Taxation for non-residents in Spain in the process of buying and selling property
Taxation for non-residents in Spain in the context of the sale and purchase of real estate covers various taxes and obligations depending on whether the property is being bought or sold, as well as other aspects such as whether the property is new or second-hand:
Tax obligations of the buying party:
Value Added Tax (VAT) or Transfer Tax (ITP).
Depending on whether the property is new or second-hand:
- New properties: Subject to VAT, which is 10% for dwellings (21% for commercial premises).
- Second-hand properties: Subject to Transfer Tax (ITP), which varies between 6% and 10%, depending on the autonomous community.
ITP (Impuesto de Transmisiones Patrimoniales) in the Balearic Islands is managed by the Tax Agency of the Balearic Islands and varies depending on the type of property and the value of the transaction.

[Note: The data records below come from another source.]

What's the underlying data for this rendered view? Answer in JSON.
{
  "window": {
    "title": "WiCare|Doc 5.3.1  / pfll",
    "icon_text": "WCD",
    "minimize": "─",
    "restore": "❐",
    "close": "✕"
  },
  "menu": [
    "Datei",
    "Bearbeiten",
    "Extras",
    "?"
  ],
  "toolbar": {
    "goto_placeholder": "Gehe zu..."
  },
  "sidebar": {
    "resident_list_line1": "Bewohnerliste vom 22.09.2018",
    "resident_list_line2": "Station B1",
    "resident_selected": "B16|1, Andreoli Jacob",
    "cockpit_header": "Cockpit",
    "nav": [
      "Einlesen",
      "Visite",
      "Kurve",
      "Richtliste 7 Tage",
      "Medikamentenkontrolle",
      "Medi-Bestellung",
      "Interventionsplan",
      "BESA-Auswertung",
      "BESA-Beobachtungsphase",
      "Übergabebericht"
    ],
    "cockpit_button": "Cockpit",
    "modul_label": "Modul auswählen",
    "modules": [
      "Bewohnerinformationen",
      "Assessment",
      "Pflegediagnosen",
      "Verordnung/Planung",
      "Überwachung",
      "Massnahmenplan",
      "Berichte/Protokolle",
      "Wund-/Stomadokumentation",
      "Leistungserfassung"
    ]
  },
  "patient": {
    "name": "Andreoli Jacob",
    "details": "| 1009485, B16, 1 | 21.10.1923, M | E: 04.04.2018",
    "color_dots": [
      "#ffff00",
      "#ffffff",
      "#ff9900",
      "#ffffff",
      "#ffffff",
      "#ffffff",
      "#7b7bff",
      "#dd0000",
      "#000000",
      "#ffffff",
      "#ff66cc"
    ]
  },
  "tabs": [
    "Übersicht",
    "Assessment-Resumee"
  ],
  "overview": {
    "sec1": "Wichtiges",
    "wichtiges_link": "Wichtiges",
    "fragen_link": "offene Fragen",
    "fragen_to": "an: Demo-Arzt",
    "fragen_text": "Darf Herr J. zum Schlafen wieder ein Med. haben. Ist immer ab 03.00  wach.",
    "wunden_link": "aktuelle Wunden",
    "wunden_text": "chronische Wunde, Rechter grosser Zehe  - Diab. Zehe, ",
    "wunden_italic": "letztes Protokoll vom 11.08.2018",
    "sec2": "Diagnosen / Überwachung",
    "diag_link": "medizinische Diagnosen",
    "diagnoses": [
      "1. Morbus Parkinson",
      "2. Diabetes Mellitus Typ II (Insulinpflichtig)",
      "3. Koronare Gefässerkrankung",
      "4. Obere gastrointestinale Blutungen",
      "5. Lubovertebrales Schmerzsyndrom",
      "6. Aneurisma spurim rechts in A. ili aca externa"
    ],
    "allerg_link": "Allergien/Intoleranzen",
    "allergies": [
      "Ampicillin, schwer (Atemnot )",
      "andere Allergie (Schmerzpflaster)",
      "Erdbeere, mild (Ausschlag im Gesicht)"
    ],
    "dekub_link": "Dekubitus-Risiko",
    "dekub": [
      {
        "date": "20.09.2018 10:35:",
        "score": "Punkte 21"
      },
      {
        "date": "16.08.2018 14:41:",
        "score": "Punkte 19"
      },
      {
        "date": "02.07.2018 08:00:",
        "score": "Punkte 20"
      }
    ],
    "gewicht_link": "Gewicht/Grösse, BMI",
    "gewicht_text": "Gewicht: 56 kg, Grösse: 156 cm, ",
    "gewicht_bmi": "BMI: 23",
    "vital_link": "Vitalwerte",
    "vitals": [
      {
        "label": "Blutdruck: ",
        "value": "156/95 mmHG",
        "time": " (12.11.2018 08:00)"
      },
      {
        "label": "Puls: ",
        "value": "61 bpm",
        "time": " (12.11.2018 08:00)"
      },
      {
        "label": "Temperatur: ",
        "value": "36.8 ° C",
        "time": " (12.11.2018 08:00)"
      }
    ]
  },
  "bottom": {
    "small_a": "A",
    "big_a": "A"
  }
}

The main characteristics of the ITP in the Balearic Islands are as follows:
Tax rate: The applicable rates vary depending on the value of the property. For example:
- For real estate, it is usually progressive, with tax rates ranging from 8% to 11% for permanent dwellings, depending on the value of the property.
- For furnitures, the general rate is usually 4%.
Deadline: The tax must be paid within one month from the date of purchase.
Tax obligations of the selling party:
1. Capital Gains Tax on the sale: Non-residents who sell a property in Spain must pay tax on the capital gain obtained. This is calculated as the difference between the sale price and the purchase price, adjusted for certain expenses that could be deducted in the calculation, such as expenses derived from the purchase, expenses derived from the sale, as well as improvement works or extensions that have been carried out on the property. The deadline for submitting the tax return is four months after the signing of the public deed in the presence of a notary.
Tax rate: The capital gain is taxed at 19%.
- 3% withholding by the buyer**: If the seller is a non-resident in Spain, the buyer must withhold 3% of the purchase price. This withholding is a payment on account of the IRNR and must be paid within one month of signing the public deed of sale, by filing form 211 with the Tax Authorities. This withholding is deductible in the tax on the capital gain derived from the sale. If the withholding is higher than the final capital gains tax, the seller can request a refund of the excess.
2. Tax on the Increase in Value of Urban Land (IIVTNU) - Known as ‘plusvalía municipal’. This tax is paid by the seller and is based on the increase in the value of the land during the period of ownership of the property.
Expenses associated with the sale and purchase
Non-residents must also take into account other expenses, such as:
- Notary and Land Registry fees: Expenses for the formalisation of the public deed and its registration. These will be paid by the purchaser.
- Gestoría: Fees for the management of the necessary formalities.
- Intermediary fees: Real estate agency commissions, to be paid by the seller.
- Energy efficiency certificate and certificate of occupancy: Documents required for the sale of the property and which will also be paid by the seller. These documents are valid for a period of 10 years, after which the seller must order an updated version for the sale.